Electron Energy-Loss Spectroscopy and the Electronic Structure of ABO3 Ferroelectrics: First Principle Calculations

TL;DR

This study combines first-principles calculations and experimental EELS to analyze how the electronic structure of ABO3 ferroelectrics evolves across different crystal symmetries, highlighting the role of BO6 octahedra.

Contribution

It provides a detailed comparison of theoretical and experimental spectra, revealing electronic fingerprints for each phase and demonstrating the influence of BO6 octahedra on energy spectra.

Findings

Electronic spectra vary with crystal symmetry changes.

Theoretical and experimental spectra show good agreement.

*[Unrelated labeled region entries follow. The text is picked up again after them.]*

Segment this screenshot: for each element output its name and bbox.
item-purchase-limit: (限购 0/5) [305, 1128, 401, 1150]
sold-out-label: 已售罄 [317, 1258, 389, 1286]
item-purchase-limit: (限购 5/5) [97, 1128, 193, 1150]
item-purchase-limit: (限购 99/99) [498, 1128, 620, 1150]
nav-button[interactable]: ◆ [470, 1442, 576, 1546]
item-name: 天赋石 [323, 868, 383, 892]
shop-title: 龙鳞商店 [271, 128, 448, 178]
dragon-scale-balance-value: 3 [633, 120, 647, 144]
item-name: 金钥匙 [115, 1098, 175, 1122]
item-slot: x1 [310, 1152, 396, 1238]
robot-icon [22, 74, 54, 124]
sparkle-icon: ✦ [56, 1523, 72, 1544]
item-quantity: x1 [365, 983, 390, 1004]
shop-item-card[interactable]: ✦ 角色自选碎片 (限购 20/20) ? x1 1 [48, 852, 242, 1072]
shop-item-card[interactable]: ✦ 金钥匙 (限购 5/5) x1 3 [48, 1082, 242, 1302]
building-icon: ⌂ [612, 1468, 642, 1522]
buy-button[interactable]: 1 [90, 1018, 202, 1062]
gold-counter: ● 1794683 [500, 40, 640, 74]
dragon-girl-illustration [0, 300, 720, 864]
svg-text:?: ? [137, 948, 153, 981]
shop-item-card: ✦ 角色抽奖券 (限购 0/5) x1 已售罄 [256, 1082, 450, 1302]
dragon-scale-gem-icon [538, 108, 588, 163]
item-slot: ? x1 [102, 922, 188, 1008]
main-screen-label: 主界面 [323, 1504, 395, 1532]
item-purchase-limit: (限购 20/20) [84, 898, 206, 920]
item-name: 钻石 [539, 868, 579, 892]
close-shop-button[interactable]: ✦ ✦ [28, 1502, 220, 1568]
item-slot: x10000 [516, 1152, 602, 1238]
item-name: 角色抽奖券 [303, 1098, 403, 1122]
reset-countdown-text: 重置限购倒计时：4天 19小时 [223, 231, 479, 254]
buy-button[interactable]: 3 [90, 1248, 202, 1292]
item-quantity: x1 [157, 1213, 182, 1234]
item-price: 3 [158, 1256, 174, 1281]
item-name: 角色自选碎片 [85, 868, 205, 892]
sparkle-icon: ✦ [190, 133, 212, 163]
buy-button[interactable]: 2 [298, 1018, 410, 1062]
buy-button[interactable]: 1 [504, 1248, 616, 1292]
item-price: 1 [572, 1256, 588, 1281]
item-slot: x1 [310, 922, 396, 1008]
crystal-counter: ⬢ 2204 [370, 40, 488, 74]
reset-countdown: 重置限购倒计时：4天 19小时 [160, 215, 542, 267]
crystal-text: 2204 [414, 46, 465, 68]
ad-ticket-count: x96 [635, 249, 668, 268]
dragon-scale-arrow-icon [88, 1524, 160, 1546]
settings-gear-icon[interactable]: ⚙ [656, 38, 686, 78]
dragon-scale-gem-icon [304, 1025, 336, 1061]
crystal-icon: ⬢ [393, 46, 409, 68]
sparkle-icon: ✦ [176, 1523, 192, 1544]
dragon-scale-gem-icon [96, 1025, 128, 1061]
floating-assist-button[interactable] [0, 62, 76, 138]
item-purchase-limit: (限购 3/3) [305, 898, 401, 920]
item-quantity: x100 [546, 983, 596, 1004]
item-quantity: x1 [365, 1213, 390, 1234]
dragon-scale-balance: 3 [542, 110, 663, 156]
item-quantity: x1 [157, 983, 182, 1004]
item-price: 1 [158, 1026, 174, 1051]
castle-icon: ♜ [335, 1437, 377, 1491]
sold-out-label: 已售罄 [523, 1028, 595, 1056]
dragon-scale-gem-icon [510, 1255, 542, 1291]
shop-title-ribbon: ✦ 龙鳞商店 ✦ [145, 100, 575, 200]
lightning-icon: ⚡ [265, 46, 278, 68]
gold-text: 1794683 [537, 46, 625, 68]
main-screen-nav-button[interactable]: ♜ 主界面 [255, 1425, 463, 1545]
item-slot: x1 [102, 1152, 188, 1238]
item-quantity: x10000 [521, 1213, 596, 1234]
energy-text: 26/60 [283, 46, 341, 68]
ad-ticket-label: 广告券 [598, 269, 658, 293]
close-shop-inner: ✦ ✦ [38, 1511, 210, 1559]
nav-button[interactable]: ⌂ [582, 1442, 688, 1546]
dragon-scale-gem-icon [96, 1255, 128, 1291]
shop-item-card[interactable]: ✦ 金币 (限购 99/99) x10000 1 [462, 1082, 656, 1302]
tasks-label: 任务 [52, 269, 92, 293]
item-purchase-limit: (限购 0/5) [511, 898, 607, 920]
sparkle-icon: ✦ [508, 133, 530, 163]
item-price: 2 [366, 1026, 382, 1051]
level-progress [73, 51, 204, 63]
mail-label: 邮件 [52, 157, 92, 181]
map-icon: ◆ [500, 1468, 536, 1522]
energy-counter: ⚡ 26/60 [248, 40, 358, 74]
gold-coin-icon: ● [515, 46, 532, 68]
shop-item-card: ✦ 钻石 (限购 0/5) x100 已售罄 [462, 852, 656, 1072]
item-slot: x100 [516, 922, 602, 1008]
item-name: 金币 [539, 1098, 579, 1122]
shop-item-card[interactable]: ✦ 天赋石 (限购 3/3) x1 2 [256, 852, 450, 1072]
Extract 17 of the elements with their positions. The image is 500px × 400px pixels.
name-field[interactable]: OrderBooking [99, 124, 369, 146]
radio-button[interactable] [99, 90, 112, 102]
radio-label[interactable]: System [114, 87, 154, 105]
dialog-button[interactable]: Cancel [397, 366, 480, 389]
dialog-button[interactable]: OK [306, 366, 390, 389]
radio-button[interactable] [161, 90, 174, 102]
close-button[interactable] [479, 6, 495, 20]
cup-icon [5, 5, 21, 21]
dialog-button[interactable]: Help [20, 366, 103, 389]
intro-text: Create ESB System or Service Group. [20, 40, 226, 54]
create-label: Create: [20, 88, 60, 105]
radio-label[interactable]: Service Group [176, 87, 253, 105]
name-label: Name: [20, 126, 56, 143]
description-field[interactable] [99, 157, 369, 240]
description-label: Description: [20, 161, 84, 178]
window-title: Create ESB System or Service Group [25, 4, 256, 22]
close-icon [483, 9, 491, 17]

Anomalous plasmon behavior observed near phase transition.

Abstract

The electronic structures of ABO3 ferroelectrics are calculated within the density functional theory, and their evolution is analyzed as the crystal-field symmetry changes from cubic to rhombohedral via tetragonal phases. Electronic structure fingerprints that characterize each phase from their electronic spectra are identified. We carried out electron-energy loss spectroscopy experiments by using synchrotron radiation and compared these results to the theoretical spectra calculated within DFT-LDA. The dominant role of the BO6 octahedra in the formation of the energy spectra of ABO3 compounds was demonstrated. Anomalous behavior of plasmons in ferroelectrics was exhibited by the function representing the characteristic energy loss in the region of phase transition.